Both retired military leaders agree that the United States must use the full range of national security tools to prevent conflicts, protect the American people, and create the environment for sustained economic prosperity.

According to General Zinni, addressing political, economic, and social issues that development and diplomacy tackle is just as important as improving the security situation in a given country.
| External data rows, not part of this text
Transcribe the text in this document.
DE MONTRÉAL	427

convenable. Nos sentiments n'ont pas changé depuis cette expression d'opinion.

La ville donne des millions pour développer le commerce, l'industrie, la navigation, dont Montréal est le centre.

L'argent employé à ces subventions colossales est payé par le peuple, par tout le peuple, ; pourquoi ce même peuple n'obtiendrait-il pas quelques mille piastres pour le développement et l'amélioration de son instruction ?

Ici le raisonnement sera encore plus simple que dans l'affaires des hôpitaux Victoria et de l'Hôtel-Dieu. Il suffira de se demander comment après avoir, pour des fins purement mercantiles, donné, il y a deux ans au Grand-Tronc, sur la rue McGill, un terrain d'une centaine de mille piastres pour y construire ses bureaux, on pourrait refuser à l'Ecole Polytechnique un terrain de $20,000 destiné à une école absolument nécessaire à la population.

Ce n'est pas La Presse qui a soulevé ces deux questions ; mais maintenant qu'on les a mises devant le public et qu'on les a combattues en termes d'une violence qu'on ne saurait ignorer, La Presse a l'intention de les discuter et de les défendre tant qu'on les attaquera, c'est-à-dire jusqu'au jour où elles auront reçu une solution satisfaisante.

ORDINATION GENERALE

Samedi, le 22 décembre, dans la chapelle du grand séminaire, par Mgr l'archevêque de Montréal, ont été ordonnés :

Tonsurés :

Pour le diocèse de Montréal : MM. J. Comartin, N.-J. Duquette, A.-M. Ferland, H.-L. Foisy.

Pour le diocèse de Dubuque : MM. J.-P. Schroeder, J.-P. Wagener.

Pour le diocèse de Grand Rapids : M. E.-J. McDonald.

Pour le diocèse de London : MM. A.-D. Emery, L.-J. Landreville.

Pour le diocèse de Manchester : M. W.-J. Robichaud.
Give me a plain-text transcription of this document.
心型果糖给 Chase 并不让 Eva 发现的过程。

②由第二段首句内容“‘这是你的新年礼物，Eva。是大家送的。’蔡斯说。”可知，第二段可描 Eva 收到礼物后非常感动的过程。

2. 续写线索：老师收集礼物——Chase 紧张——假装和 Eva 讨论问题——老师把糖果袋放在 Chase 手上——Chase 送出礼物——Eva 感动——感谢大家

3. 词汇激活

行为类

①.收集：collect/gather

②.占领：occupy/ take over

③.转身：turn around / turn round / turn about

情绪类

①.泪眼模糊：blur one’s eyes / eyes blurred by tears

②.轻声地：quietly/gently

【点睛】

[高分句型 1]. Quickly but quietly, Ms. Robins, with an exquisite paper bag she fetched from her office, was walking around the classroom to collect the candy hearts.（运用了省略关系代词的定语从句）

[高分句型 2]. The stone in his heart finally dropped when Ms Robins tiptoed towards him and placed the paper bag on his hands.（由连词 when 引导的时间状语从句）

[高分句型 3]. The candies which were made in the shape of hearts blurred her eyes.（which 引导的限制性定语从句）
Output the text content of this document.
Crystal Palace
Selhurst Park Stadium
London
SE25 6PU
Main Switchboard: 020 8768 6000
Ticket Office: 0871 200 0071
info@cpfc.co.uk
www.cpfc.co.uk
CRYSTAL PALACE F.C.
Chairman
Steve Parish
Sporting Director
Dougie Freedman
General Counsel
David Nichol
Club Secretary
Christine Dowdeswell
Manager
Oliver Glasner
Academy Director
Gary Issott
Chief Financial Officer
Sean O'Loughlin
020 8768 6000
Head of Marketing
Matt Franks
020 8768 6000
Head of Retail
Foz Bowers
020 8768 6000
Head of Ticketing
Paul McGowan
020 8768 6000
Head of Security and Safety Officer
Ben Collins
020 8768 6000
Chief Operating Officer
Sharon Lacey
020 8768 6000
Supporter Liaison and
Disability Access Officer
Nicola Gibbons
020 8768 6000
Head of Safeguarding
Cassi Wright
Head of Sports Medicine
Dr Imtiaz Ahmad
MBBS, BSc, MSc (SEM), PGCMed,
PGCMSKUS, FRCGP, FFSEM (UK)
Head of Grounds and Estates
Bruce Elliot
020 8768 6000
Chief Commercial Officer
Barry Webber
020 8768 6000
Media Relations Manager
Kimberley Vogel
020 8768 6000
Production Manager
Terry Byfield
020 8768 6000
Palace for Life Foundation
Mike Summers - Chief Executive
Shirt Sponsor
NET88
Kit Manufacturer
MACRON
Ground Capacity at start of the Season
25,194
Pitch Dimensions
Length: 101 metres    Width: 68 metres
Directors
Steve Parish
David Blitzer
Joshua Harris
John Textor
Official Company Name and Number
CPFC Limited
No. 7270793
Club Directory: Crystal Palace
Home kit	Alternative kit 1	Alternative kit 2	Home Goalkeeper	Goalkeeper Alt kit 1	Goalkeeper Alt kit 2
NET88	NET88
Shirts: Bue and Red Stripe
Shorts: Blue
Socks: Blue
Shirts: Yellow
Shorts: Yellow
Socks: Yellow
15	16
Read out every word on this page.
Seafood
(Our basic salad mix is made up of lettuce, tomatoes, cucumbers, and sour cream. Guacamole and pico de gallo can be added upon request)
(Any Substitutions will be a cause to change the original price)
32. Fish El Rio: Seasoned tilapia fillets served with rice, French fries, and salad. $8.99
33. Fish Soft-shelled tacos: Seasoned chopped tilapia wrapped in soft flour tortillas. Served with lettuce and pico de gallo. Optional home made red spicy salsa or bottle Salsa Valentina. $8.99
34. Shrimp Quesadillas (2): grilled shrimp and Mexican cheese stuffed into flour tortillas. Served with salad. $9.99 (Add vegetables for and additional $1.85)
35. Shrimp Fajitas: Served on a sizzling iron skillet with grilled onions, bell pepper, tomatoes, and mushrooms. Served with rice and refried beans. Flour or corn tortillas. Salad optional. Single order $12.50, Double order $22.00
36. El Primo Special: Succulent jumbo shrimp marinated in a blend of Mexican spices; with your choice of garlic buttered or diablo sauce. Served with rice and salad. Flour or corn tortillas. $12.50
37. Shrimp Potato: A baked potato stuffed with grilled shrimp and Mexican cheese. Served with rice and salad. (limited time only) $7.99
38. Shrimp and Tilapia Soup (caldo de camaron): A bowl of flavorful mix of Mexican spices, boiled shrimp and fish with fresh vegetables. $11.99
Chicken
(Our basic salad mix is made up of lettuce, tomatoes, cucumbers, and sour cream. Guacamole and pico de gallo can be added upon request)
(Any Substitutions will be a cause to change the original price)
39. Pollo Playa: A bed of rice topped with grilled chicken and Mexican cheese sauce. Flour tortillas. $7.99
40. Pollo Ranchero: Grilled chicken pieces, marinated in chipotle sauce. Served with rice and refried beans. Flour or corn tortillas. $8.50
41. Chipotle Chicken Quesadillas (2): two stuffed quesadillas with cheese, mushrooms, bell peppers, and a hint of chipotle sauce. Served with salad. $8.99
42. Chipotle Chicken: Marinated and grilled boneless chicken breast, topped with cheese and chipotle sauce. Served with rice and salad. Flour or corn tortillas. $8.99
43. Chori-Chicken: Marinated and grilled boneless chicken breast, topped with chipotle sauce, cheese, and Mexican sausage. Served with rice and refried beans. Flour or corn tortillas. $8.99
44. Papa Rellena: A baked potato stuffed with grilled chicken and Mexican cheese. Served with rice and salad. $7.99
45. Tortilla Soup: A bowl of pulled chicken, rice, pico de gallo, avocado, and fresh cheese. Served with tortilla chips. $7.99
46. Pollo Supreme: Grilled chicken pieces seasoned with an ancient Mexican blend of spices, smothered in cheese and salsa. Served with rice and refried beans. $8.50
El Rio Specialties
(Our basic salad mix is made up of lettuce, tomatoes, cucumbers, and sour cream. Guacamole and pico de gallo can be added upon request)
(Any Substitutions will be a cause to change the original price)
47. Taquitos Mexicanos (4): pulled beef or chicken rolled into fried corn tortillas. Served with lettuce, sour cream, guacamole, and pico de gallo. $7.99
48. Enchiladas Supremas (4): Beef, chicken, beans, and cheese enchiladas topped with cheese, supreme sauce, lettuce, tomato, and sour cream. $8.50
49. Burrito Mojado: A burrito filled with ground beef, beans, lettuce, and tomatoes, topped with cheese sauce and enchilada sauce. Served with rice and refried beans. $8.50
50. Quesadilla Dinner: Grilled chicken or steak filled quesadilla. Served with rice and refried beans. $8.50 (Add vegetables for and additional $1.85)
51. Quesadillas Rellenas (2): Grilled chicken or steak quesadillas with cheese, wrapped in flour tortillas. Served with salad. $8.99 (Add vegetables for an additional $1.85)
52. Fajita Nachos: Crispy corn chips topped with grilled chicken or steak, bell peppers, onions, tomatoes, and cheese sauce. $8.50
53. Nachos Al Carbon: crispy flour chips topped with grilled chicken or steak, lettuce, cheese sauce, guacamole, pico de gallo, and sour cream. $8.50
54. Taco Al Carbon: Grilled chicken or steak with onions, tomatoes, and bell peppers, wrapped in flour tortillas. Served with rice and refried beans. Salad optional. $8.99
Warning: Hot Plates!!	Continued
He points out, “The military can’t go it alone if we are to ultimately succeed” and “our recent conflicts give this truth more meaning.”

General Zinni also observes, “We have long seen the need to get our military out of the nonmilitary functions required to stabilize a conflict environment and to bring into those environments people with real expertise in these areas and provide them with the capacity necessary to ensure success.”

To do this, we must ensure that our civilian development and diplomatic professionals have the tools they need in tough environments to protect our national interests abroad.

Admiral Stavridis has long advocated for the military’s support for the work of U.S. civilian agencies from his posts as Commander of U.S. European Command and U.S. Southern Command, where the threats rarely had military solutions alone.  He writes, “Partnership was at the core of everything we did…I wanted a strong partnership with the State Department for diplomacy and with AID for development at the fore.”

As the United States struggles to address conflicts in South Sudan, Ukraine, and Syria, the civilian tools of development and diplomacy are a cost-effective means for preventing conflict without putting boots on the ground.

Admiral Stavridis and General Zinni are both the co-chairs of the USGLC National Security Advisory Council, which includes nearly 150 retired three and four-star generals and admirals, representing all five branches of the Armed Forces, united in support of advancing America’s national security by strengthening diplomacy and development, alongside a strong defense.